Apple usually doesn’t introduce new price points for the same products. Updates usually just replace the old products at the same price points. I expect to see capacity doubling:

  • $399 for 16 GB
  • $499 for 32 GB

It’s possible that they’ll also introduce a lower-priced model to increase sales volume. After all, Apple’s making approximately $20/month from AT&T per subscriber in the U.S. alone. They don’t need to make large profits on the hardware. If they chose to do this, it would most likely be:

  • $299 for 8 GB

I do not expect that the new iPhone models will differ in any other ways from each other — only capacity. I don’t think, for example, that they would only give a 3G radio to the largest-capacity model.

The new capacities and pricing would probably force a change in the iPod Touch lineup. I expect to see the same price points and doubled capacities in the iPod Touch lineup as well. (I don’t think we’d see a $199 8 GB model.)


The iPhone is 45% thicker than the iPod Touch, but they share much of the same hardware. The additional thickness in the iPhone is probably to accommodate the cellular radio and a larger battery.

3G radios are larger and consume more battery power. Even if Apple finds a way to make the other components smaller, they’ll probably need even more room for the battery now — or they’ll have to disable 3G by default (likely). And they still need to find somewhere to put the 3G radio.

I don’t think Apple can make the iPhone significantly thinner yet, and they almost certainly won’t make it thicker, so I predict that it will stay the same size. (Depending on how much internal volume is consumed by the battery, the weight might change slightly, but we won’t notice.)

I also predict no changes in the physical buttons.

Hardware features

  • GPS: No. Not enough room, too much power consumption, not enough demand.
  • Better camera: No. It would benefit most from an autofocus lens, but tiny ones suitable for phones are still very rare and young. And they’re not tiny enough to fit in the iPhone yet.
  • Video camera: Yes. The current camera can almost capture video — it wouldn’t take much to add this capability.
  • Video chat: No. I don’t see them moving the camera to the front or adding a second one for pragmatic, size, and cost reasons, so this can’t be gracefully done.
  • Faster CPU and more RAM: Yes. Third-party applications and overall performance will greatly benefit from this. But these won’t be specifically mentioned, except maybe in blanket statements like “It’s faster.”
  • Battery life: Slight improvement, but nothing huge — less than a 100% improvement.

Software features

This will be the focus of the event. With the 2.0 software and the API release, iPhone users will be smothered in new software capabilities from Apple and third-party applications.

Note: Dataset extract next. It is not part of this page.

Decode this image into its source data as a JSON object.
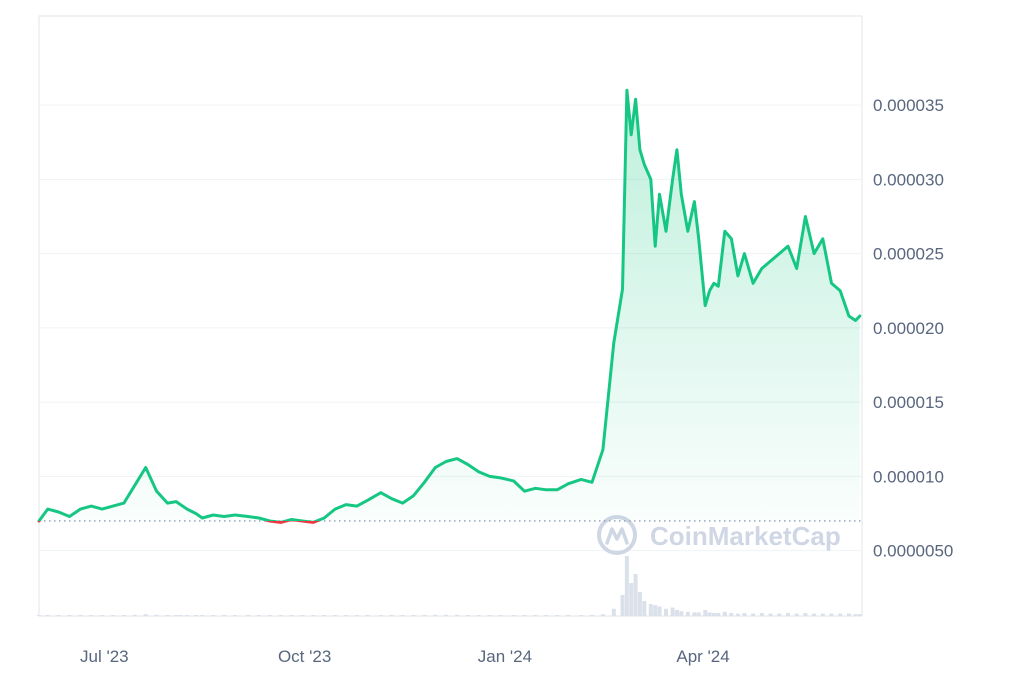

We will not see IM or MMS support from Apple.

Some of the enterprise-friendly features would make a lot more sense if .Mac got an update to support them: over-the-air calendar and contact sychronization, in particular. I expect to see this (most likely), or a partnership with Google or Yahoo to provide it (unlikely). I can’t see Apple only offering these with Microsoft Exchange support — why would they offer it to Microsoft server customers and not their own?

The IMAP spec contains rarely-implemented support for synchronized calendar events and contacts. Apple could use the .Mac IMAP servers to deliver calendar/contact sync by adding appropriate integration between Mail, iCal, and Address Book.

I predict that Apple will also add one more feature to .Mac that I haven’t yet thought of, and the combined new feature-set will be convincing enough that I’ll finally buy a .Mac subscription.